C’est très fréquent. Ça n’est que ça en fait, cette géographie subjective : des espèces d’oublis, volontaires ou involontaires. Qu’est-ce qu’on s’autorise à mettre ou à retirer ? Ou à annexer parce qu’on aime bien ces endroits ? Ces choix, on va d’ailleurs les questionner. Par exemple, la prison de Saint-Gilles apparait bel et bien sur la carte, mais en transparence. Lors des discussions, cela faisait ressortir un certain malaise : un endroit comme ça, on le met ou on ne le met pas ? Est-ce que ça a sa place sur une carte ? Pour continuer sur Saint-Gilles, toute la zone en allant vers la place Louise, le quartier plus riche de Saint-Gilles, est comme non vue… et a été enlevée de la carte, car pour le groupe, ce n’était « plus du Saint-Gilles », ça portait moins le sceau d’une « âme Saint-Gilloise ».
Ça donne lieu à des négociations…
Des négociations, des discussions. Pour nous le principal, c’est surtout que les habitants prennent conscience des nouveaux points de centralité, des nouvelles manières d’organiser la ville. C’est vraiment un outil pour accoucher d’une représentation commune.
Il y a des points communs, des éléments qui reviennent d’une carte à l’autre ?
Il y a des points de repère pour constituer ces cartes qui reviennent très souvent : axes routiers, monuments ou équipements publics. La liste des éléments publics est d’ailleurs très importante pour les habitants : La Poste, la Mairie, la bibliothèque, la piscine, l’école, etc. sont les premiers points qui font le maillage d’une ville et qui sont cités. C’est l’un des points communs à presque toutes nos cartes.
Le tramway est une des premières choses qui est mise, comme quelque chose d’un peu magique, souple, prioritaire et qui circule dans toute la ville. Il est souvent perçu comme un vecteur de liens très fort. Il y a vraiment l’idée qu’en regardant par la fenêtre du tramway, quelque chose qui va vite et qui traverse toute la ville, on peut s’approprier cette ville. En grande opposition souvent avec le métro, d’où on ne voit rien.

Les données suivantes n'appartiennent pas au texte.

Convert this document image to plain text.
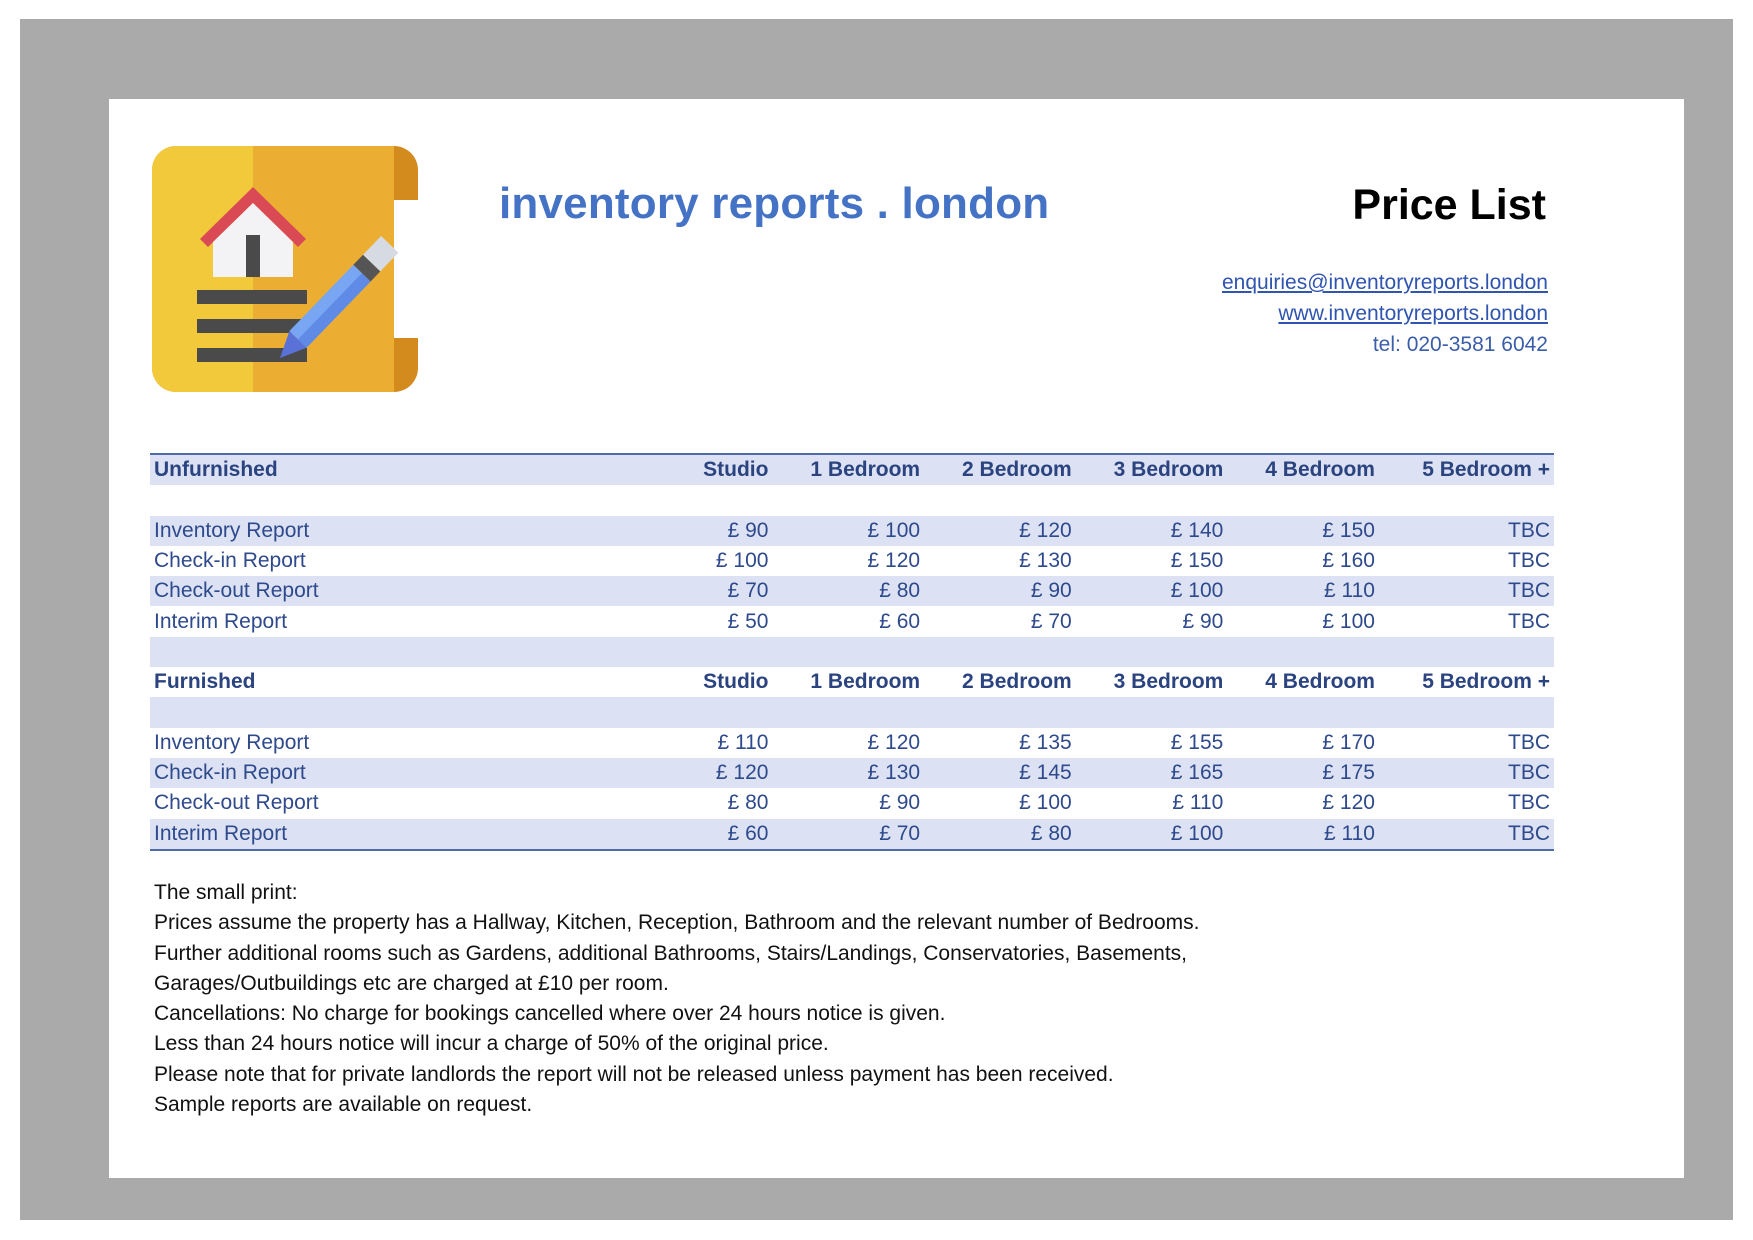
inventory reports . london	Price List
enquiries@inventoryreports.london
www.inventoryreports.london
tel: 020-3581 6042
Unfurnished	Studio	1 Bedroom	2 Bedroom	3 Bedroom	4 Bedroom	5 Bedroom +

Inventory Report	£ 90	£ 100	£ 120	£ 140	£ 150	TBC
Check-in Report	£ 100	£ 120	£ 130	£ 150	£ 160	TBC
Check-out Report	£ 70	£ 80	£ 90	£ 100	£ 110	TBC
Interim Report	£ 50	£ 60	£ 70	£ 90	£ 100	TBC

Furnished	Studio	1 Bedroom	2 Bedroom	3 Bedroom	4 Bedroom	5 Bedroom +

Inventory Report	£ 110	£ 120	£ 135	£ 155	£ 170	TBC
Check-in Report	£ 120	£ 130	£ 145	£ 165	£ 175	TBC
Check-out Report	£ 80	£ 90	£ 100	£ 110	£ 120	TBC
Interim Report	£ 60	£ 70	£ 80	£ 100	£ 110	TBC
The small print:
Prices assume the property has a Hallway, Kitchen, Reception, Bathroom and the relevant number of Bedrooms.
Further additional rooms such as Gardens, additional Bathrooms, Stairs/Landings, Conservatories, Basements,
Garages/Outbuildings etc are charged at £10 per room.
Cancellations: No charge for bookings cancelled where over 24 hours notice is given.
Less than 24 hours notice will incur a charge of 50% of the original price.
Please note that for private landlords the report will not be released unless payment has been received.
Sample reports are available on request.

D’autre part, je constate de plus en plus la forte centralité des centres commerciaux. On se retrouve parfois avec des cartes où le groupe met en premier lieu Carrefour, Leclerc ou Lldl là où il mettait la Mairie, un centre social ou un musée.
Comment les habitants délimitent leur espace, y posent des frontières ?
On a des villes très souples, où ce ne sont que des circulations. Et puis on a eu des villes où les habitants vont définir leur identité, au moins territoriale, d’abord par opposition à un autre quartier. Notamment dans les quartiers très populaires où il y a comme un besoin de limites très fortes et très franches pour pouvoir assurer un chez soi tenable. Et ce, beaucoup plus que dans les quartiers plus aisés où on met les lignes TGV ou de bus et où on donne l’idée que ça circule. Ça ne veut pas dire que la frontière n’y est pas, mais elle n’est pas énoncée telle quelle : c’est une frontière plus invisible.
Est-ce que les cartes révèlent des lignes de fractures sociales, des frontières intérieures, dans un quartier ou une ville ?
À Brive-la-Gaillarde par exemple, on a constaté un malaise important entre le quartier populaire et le centre-ville bourgeois et huppé : les habitants des quartiers populaires mettaient à distance le centre-ville et se sentaient fortement regardés, jugés. La carte montre deux zones qui ne se touchent que par une ligne de bus…
Cela étant, nos participants n’aiment généralement pas consacrer ces lignes de fractures : on n’est pas fier d’une frontière. Symboliquement, il y a un malaise à la tracer. Ils savent que la carte va être imprimée et diffusée. Il y a l’idée qu’il y a un défaut. Du coup, ils ont envie de rajouter des lignes de bus, de créer des choses pour que ça circule. Car une ville qui va bien, dans l’imaginaire collectif, c’est une ville où ça circule de partout.